Amongst the prototypes were:
- an F2 prototype developed with Gianni Lancia (1952).
- two Raggio Azzurro (Blue Ray) prototypes, designed by Michelotti and built by Vignale on 4th-series Lancia Aurelia's (B20 1955, B24 1958).
- the 4CV, a 750 cc Panhard-powered racer intended for Le Mans (1953), as well as the 750 LM Crosley (1950–54). A 750 Spider was presented at 37th Paris salon (1950), body by Pietro Frua.

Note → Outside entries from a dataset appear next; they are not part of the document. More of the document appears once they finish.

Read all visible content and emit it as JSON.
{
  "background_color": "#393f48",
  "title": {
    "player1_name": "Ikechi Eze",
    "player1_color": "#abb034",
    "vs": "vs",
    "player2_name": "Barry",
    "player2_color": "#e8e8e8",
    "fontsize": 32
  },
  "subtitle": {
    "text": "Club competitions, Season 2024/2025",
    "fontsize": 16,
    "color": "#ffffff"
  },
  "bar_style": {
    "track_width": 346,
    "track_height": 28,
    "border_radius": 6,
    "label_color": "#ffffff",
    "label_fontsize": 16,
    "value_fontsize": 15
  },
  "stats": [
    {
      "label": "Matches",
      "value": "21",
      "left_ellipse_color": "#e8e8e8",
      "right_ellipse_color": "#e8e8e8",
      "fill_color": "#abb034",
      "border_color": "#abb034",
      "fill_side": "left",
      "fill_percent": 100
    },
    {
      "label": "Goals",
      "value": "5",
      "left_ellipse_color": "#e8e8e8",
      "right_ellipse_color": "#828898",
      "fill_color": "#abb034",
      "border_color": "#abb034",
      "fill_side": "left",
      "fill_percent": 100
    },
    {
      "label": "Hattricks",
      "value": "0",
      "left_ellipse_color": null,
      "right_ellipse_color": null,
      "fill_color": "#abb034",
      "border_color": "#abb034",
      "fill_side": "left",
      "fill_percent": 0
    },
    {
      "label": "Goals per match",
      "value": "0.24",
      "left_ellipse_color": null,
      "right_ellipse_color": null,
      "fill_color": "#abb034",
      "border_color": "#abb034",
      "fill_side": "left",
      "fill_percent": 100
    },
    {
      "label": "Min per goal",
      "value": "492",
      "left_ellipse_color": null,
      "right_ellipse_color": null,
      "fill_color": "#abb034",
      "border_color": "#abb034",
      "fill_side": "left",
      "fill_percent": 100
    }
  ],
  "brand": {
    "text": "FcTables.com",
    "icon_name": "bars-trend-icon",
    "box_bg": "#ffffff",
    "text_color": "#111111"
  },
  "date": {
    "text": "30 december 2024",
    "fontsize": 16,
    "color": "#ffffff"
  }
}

- The Bisiluro Damolnar (bisiluro meaning twin torpedo) was built by Mario Damonte, Carlo Mollino, & Nardi, using a Gianni engine. It ran at Le Mans (1955) and is currently in the Museo della Scienza e della Tecnologia "Leonardo da Vinci" in Milan.
- Silver Ray, a Plymouth Golden Commando V8 350 bhp-engined Michelotti-bodied coupe for William Simpson of Coral Gables FL (1960).

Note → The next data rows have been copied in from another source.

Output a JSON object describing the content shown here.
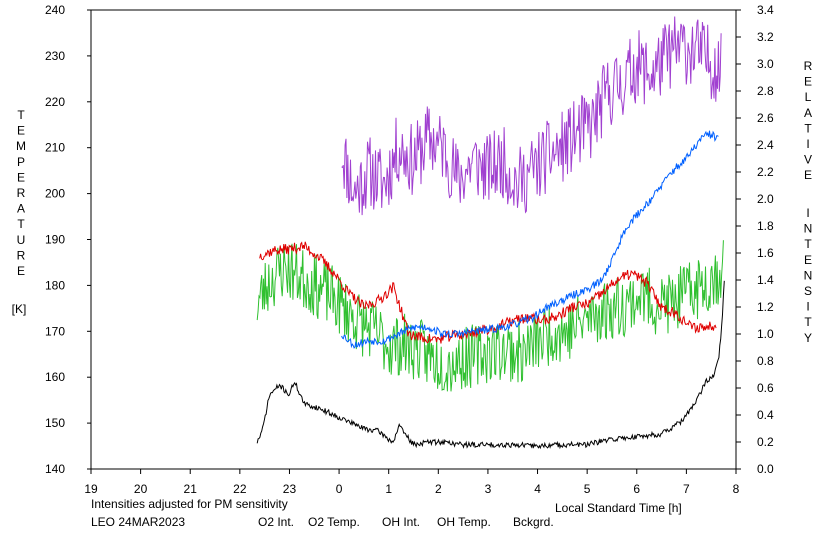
{
  "chart_data": {
    "type": "line",
    "x_label": "Local Standard Time [h]",
    "x_ticks": [
      "19",
      "20",
      "21",
      "22",
      "23",
      "0",
      "1",
      "2",
      "3",
      "4",
      "5",
      "6",
      "7",
      "8"
    ],
    "x_range_hours": [
      19,
      32
    ],
    "y_left": {
      "label_letters": [
        "T",
        "E",
        "M",
        "P",
        "E",
        "R",
        "A",
        "T",
        "U",
        "R",
        "E"
      ],
      "unit": "[K]",
      "range": [
        140,
        240
      ],
      "ticks": [
        "140",
        "150",
        "160",
        "170",
        "180",
        "190",
        "200",
        "210",
        "220",
        "230",
        "240"
      ]
    },
    "y_right": {
      "label_word1": [
        "R",
        "E",
        "L",
        "A",
        "T",
        "I",
        "V",
        "E"
      ],
      "label_word2": [
        "I",
        "N",
        "T",
        "E",
        "N",
        "S",
        "I",
        "T",
        "Y"
      ],
      "range": [
        0.0,
        3.4
      ],
      "ticks": [
        "0.0",
        "0.2",
        "0.4",
        "0.6",
        "0.8",
        "1.0",
        "1.2",
        "1.4",
        "1.6",
        "1.8",
        "2.0",
        "2.2",
        "2.4",
        "2.6",
        "2.8",
        "3.0",
        "3.2",
        "3.4"
      ]
    },
    "note": "Intensities adjusted for PM sensitivity",
    "station": "LEO 24MAR2023",
    "colors": {
      "o2_int": "#0060ff",
      "o2_temp": "#a040d0",
      "oh_int": "#e00000",
      "oh_temp": "#30c030",
      "bckgrd": "#000000",
      "note": "#20c020"
    },
    "series": [
      {
        "name": "O2 Temp.",
        "axis": "left",
        "color": "#a040d0",
        "x": [
          24.05,
          24.3,
          24.6,
          24.9,
          25.2,
          25.5,
          25.8,
          26.1,
          26.4,
          26.7,
          27.0,
          27.3,
          27.6,
          27.9,
          28.2,
          28.5,
          28.8,
          29.1,
          29.4,
          29.7,
          30.0,
          30.3,
          30.6,
          30.9,
          31.2,
          31.45,
          31.7
        ],
        "y": [
          210,
          200,
          205,
          202,
          210,
          207,
          212,
          210,
          203,
          207,
          205,
          207,
          202,
          205,
          208,
          210,
          213,
          215,
          222,
          224,
          228,
          226,
          230,
          232,
          231,
          229,
          227
        ],
        "jitter": 8,
        "seed": 11
      },
      {
        "name": "OH Temp.",
        "axis": "left",
        "color": "#30c030",
        "x": [
          22.35,
          22.6,
          22.9,
          23.2,
          23.5,
          23.8,
          24.1,
          24.4,
          24.7,
          25.0,
          25.3,
          25.6,
          25.9,
          26.2,
          26.5,
          26.8,
          27.1,
          27.4,
          27.7,
          28.0,
          28.3,
          28.6,
          28.9,
          29.2,
          29.5,
          29.8,
          30.1,
          30.4,
          30.7,
          31.0,
          31.3,
          31.6,
          31.75
        ],
        "y": [
          176,
          181,
          184,
          182,
          180,
          178,
          175,
          172,
          170,
          167,
          167,
          166,
          164,
          163,
          164,
          165,
          166,
          166,
          165,
          168,
          170,
          170,
          172,
          174,
          175,
          176,
          178,
          176,
          176,
          178,
          180,
          182,
          184
        ],
        "jitter": 7,
        "seed": 23
      },
      {
        "name": "OH Int.",
        "axis": "right",
        "color": "#e00000",
        "x": [
          22.4,
          22.7,
          23.0,
          23.3,
          23.6,
          23.9,
          24.2,
          24.5,
          24.8,
          25.1,
          25.4,
          25.7,
          26.0,
          26.3,
          26.6,
          26.9,
          27.2,
          27.5,
          27.8,
          28.1,
          28.4,
          28.7,
          29.0,
          29.3,
          29.6,
          29.9,
          30.2,
          30.5,
          30.8,
          31.1,
          31.4,
          31.6
        ],
        "y": [
          1.58,
          1.62,
          1.63,
          1.65,
          1.57,
          1.45,
          1.3,
          1.2,
          1.25,
          1.35,
          1.0,
          0.97,
          0.96,
          0.99,
          1.0,
          1.03,
          1.05,
          1.1,
          1.12,
          1.1,
          1.13,
          1.2,
          1.22,
          1.3,
          1.4,
          1.45,
          1.38,
          1.2,
          1.15,
          1.05,
          1.05,
          1.07
        ],
        "jitter": 0.04,
        "seed": 37
      },
      {
        "name": "O2 Int.",
        "axis": "right",
        "color": "#0060ff",
        "x": [
          24.05,
          24.3,
          24.6,
          24.9,
          25.2,
          25.5,
          25.8,
          26.1,
          26.4,
          26.7,
          27.0,
          27.3,
          27.6,
          27.9,
          28.2,
          28.5,
          28.8,
          29.1,
          29.3,
          29.5,
          29.8,
          30.1,
          30.4,
          30.7,
          31.0,
          31.3,
          31.45,
          31.65
        ],
        "y": [
          1.0,
          0.92,
          0.95,
          0.95,
          1.0,
          1.05,
          1.05,
          1.0,
          1.0,
          1.02,
          1.03,
          1.05,
          1.08,
          1.12,
          1.2,
          1.25,
          1.3,
          1.35,
          1.4,
          1.55,
          1.8,
          1.92,
          2.05,
          2.2,
          2.3,
          2.45,
          2.48,
          2.45
        ],
        "jitter": 0.03,
        "seed": 53
      },
      {
        "name": "Bckgrd.",
        "axis": "right",
        "color": "#000000",
        "x": [
          22.35,
          22.45,
          22.6,
          22.8,
          23.0,
          23.1,
          23.3,
          23.6,
          23.9,
          24.2,
          24.5,
          24.8,
          25.0,
          25.1,
          25.2,
          25.5,
          25.8,
          26.1,
          26.5,
          27.0,
          27.5,
          28.0,
          28.5,
          29.0,
          29.5,
          30.0,
          30.5,
          30.9,
          31.2,
          31.4,
          31.55,
          31.65,
          31.72,
          31.78
        ],
        "y": [
          0.2,
          0.28,
          0.55,
          0.62,
          0.55,
          0.65,
          0.48,
          0.45,
          0.4,
          0.35,
          0.3,
          0.28,
          0.22,
          0.2,
          0.32,
          0.18,
          0.2,
          0.2,
          0.18,
          0.18,
          0.18,
          0.17,
          0.18,
          0.18,
          0.22,
          0.24,
          0.26,
          0.35,
          0.5,
          0.65,
          0.7,
          0.8,
          1.1,
          1.5
        ],
        "jitter": 0.02,
        "seed": 71
      }
    ]
  },
  "legend": {
    "items": [
      {
        "label": "O2 Int.",
        "color": "#0060ff"
      },
      {
        "label": "O2 Temp.",
        "color": "#a040d0"
      },
      {
        "label": "OH Int.",
        "color": "#e00000"
      },
      {
        "label": "OH Temp.",
        "color": "#30c030"
      },
      {
        "label": "Bckgrd.",
        "color": "#000000"
      }
    ]
  }
}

- single-seater on VW Beetle components, Formula Vee prototype, for Hubert Brundage (1959).

Officine Nardi (meaning, "Nardi workshop") ceased to work with car prototypes in the mid-50s and specialized in speed-enhancing parts such as manifolds, crankshafts, camshafts. It has become most known for the Nardi steering wheel, initially (in 1951) using
walnut but mostly using African mahogany wood. The Nardi wheel was first fitted to a 1952 Pegaso.

Nardi also made floor gearshift conversions for the Peugeot 403 and 404 models.

Nardi died from blood poisoning from exhaust gas, after which his workshop was run by Barbero (1966–69) and Iseglio.